It is said that cotton in Malta was first introduced by the Arabs in around 870 A.D. Maltese women quickly became experts in weaving and dying, and during the time of the Order of the Knights of Saint John, the making of lace (‘bizzilla’) was highly-prized, especially since this craft was very popular, and demand for lace-making continued to increase.
Weaving, embroidery and lace-making were encouraged, both by the Church and the local aristocracy, who loved to adorn themselves and their clothes with it. Life in Malta and Gozo was relatively harsh and craft industries became a main source of income for rural families.

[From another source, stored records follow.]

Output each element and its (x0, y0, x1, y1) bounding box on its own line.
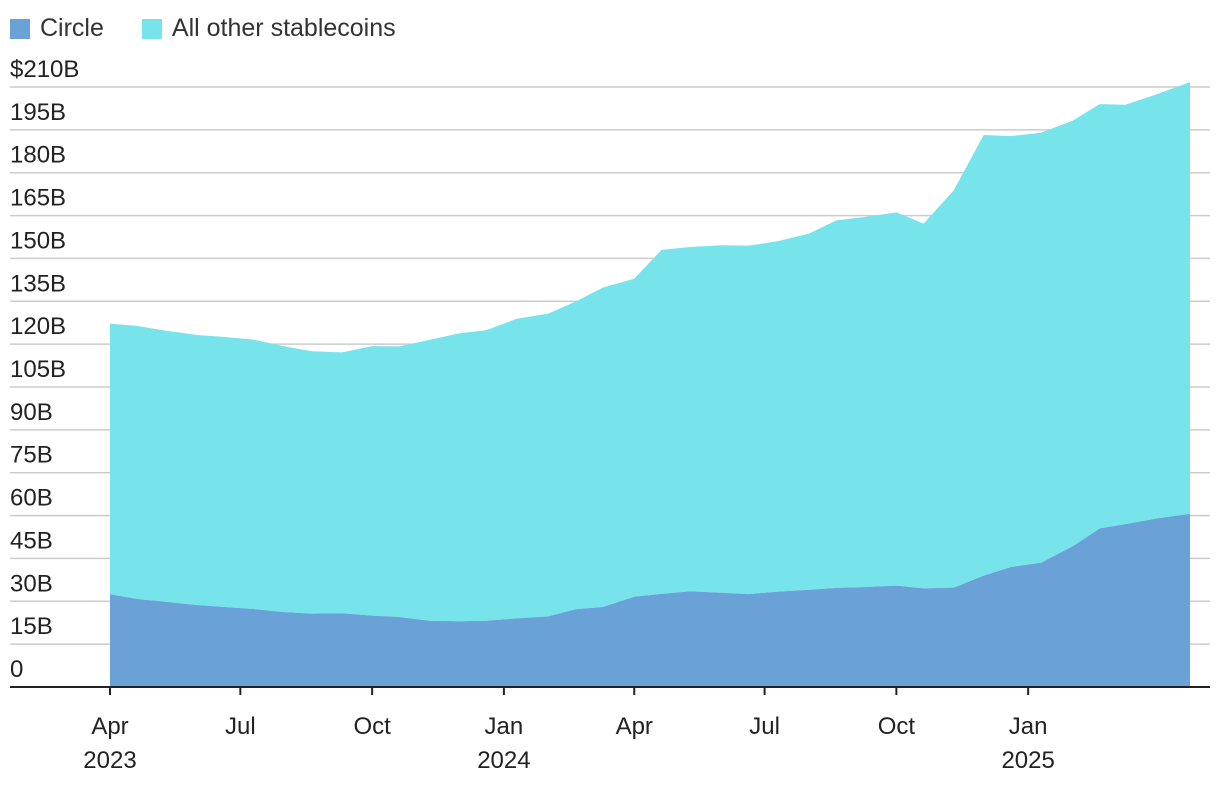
y-tick-label: 195B (10, 99, 66, 126)
x-tick-label: Oct (353, 713, 391, 740)
area-other-stablecoins (110, 82, 1190, 622)
y-tick-label: 105B (10, 356, 66, 383)
x-tick-label: Jul (225, 713, 256, 740)
area-circle (110, 513, 1190, 687)
x-tick-label: Jan (1009, 713, 1048, 740)
y-tick-label: 60B (10, 485, 53, 512)
y-tick-label: 165B (10, 185, 66, 212)
x-tick-year-label: 2023 (83, 747, 136, 774)
legend: Circle All other stablecoins (10, 14, 396, 43)
y-axis-labels: 0 15B 30B 45B 60B 75B 90B 105B 120B 135B 150B 165B 1… (10, 56, 79, 683)
x-axis: Apr 2023 Jul Oct Jan 2024 Apr Jul Oct Jan 2025 (10, 686, 1210, 774)
legend-label-other: All other stablecoins (171, 14, 396, 42)
legend-item-other[interactable]: All other stablecoins (141, 14, 396, 43)
y-tick-label: 75B (10, 442, 53, 469)
legend-swatch-other (141, 18, 162, 39)
legend-item-circle[interactable]: Circle (10, 14, 104, 43)
y-tick-label: 90B (10, 399, 53, 426)
y-tick-label: 180B (10, 142, 66, 169)
x-tick-label: Apr (616, 713, 653, 740)
y-tick-label: 0 (10, 656, 23, 683)
x-tick-year-label: 2025 (1001, 747, 1054, 774)
legend-swatch-circle (10, 18, 30, 39)
x-tick-year-label: 2024 (477, 747, 530, 774)
x-tick-label: Apr (91, 713, 128, 740)
y-tick-label: 120B (10, 313, 66, 340)
x-tick-label: Jan (485, 713, 524, 740)
legend-label-circle: Circle (40, 14, 104, 42)
area-series (110, 82, 1190, 687)
y-tick-label: 135B (10, 270, 66, 297)
y-tick-label: $210B (10, 56, 79, 83)
y-tick-label: 30B (10, 570, 53, 597)
x-tick-label: Jul (749, 713, 780, 740)
y-tick-label: 15B (10, 613, 53, 640)
x-tick-label: Oct (878, 713, 916, 740)
y-tick-label: 45B (10, 527, 53, 554)
y-tick-label: 150B (10, 227, 66, 254)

At the time, lace made locally was primarily needle lace. Although during the 16th century, the production of lace was prized and cherished, it almost died out at the end of the 18th century, when the islands were taken over by the French. The craft was however revived during the 19th century, when a British lady, intrigued by this art, sent for bobbin lace makers from Genoa in Italy, to come to Malta. The Maltese used their old traditional needle lace patterns and transposed them into the bobbin lace method of crafting, which was quicker. It was not long after its introduction that Maltese lace developed its own unique style, which became very popular overseas, especially with the British upper class.
The production of bobbin lace, also called pillow-lace making, was particularly popular in Gozo. The demand for lace became so great, that a number of schools were opened, the first one being known as ‘tal-Grieg’ in Rabat, Gozo, and also another important one, called Casa Industriale, was opened in Xagħra some time later.
Generally, Maltese lace is made out of fine cream silk, although sometimes linen and other types of thread are used. The thread is wound around the upper part of the bobbin, which helps the lacemaker manipulate it better. It is then weighed down so that the thinner strand of lace becomes even in thinness. Lace is made on a pillow, locally known as ‘trajbu’, made out of a bundle of dry straw stalks. The bundle is then wrapped up in a piece of hessian cloth and sewn up tightly. The lace pillow is then covered with cotton, several sheets of newspaper, and flour paste, and left in the direct rays of the sun to dry. It is finally covered in strong brown paper. When the ‘trajbu’ is ready, the pattern is pinned to the upper end of the lace thread and then woven around the pins. The lacemaker starts filling in the bobbins, which are usually made of fruit tree wood with thread. This method is also known locally as ‘għazel’.
Motivated by the positive demand, the art of lace-making spread from mother to daughter and across neighbours and friends. Women used to take out their ‘trajbu’ on the doorstep and work while chatting with their acquaintances and passers-by.
Gozo lace in particular is known for a number of particular patterns and motifs. These include the Maltese 8-pointed cross, as well as a motif of closely worked leaves known as “wheat ears” or “oats”. Lacemaking is a work of art; the minute attention to detail, the hand-crafted patterns, and the patience needed to stitch such intricate work, is not something which everyone is capable of doing. Unfortunately, many traditional patterns and original designs were lost with the passage of time, and yet, lacemaking remains one of our most important traditions.
In order to further nurture this craft, in 1996, a Lacemaking Programme was created at the University of Malta – Gozo Centre, to teach lace on a higher accademic level.
The Lacemaking Programme resulted in the setting-up of the “Koperattiva Għawdxija tal-Bizzilla u Artiġjanat” and the Malta Lace Guild was established in 2000. In 2005, the Malta Lace Club (‘Klabb tal-Bizzilla Maltija’) was also created in order to foster the socialising of lacemakers.